As a new century dawned and the company entered its second century in business, Equifax was busy gaining a toehold in the burgeoning world of Internet commerce. Revenues had reached a record $1.62 billion by 1998, but the outlook was somewhat clouded by the economic uncertainties that had begun with the Asian financial crisis of 1997. Equifax's push into the Brazilian market was challenged by the economic difficulties there, especially the currency devaluation. As one of the key players in the increasingly electronic world of commerce, however, Equifax was likely to survive the thrive.

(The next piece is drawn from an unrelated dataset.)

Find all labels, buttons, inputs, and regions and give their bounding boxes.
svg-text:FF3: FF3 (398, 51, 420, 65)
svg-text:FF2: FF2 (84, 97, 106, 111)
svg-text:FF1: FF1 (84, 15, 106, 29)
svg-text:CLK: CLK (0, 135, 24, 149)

Principal Subsidiaries: 1nfo Inc.; Acrofax Inc. (Canada); CBI Ventures, Inc.; Computer Ventures, Inc.; Credence, Inc.; Credit Northwest Corporation; Credit Union Card Services, Inc.; Equifax Asia Pacific Holdings, Inc.; Equifax Card Services (Madison), Inc.; Equifax Check Services, Inc.; Equifax Card Services, Inc.; Equifax Credit Information Services, Inc.; The Equifax Database Company Ltd. (Ireland); Equifax Decision Systems B.V. (Netherlands); Equifax de Mexico Sociedad de Informacion Creditica, S.A.; Equifax Europe Ltd.; Equifax Europe (U.K.) Ltd.; Equifax Healthcare Information Services, Inc.; Equifax Holdings (Mexico) Inc.; Equifax India Private Ltd.; Equifax Information Technology, Inc.; Equifax Investments (Mexico) Inc.; Equifax Investments (U.S.) Inc.; Equifax Luxembourg S.A.; Equifax Luxembourg (No. 2) S.A.; Equifax Mauritius Private Limited; Equifax Payment Services, Inc.; Equifax Properties, Inc.; Equifax-Rochester, Inc.; Equifax South America, Inc.; Equifax U.K. Finance Ltd.; Equifax U.K. Finance (No. 2); Equifax Ventures, Inc.; Financial Institution Benefit Association, Inc.; Financial Insurance Marketing Group, Inc.; First Bankcard Systems, Inc.; Global Scan Ltd. (U.K.); Global Scan (USA), Inc.; Goldleaf Technologies, Inc.; High Integrity Systems, Inc.; The Infocheck Group Ltd. (U.K.); Infolink Ltd. (U.K.); Light Signatures, Inc.; Market Knowledge, Incorporated; Stewardship, Inc.; Tecnicob S.A. (France); Transax Australia plc (U.K.); Transax France plc (U.K.); Transax (Ireland) plc; Transax Ltd. (New Zealand); Transax plc. (U.K.); Transax pty Ltd. (Australia); Transax S.N.C. (France); UAPT-Infolink, plc (U.K.).
Principal Operating Units: North American Information Services; Payment Services; Equifax Europe; Equifax Latin America; Knowledge Engineering.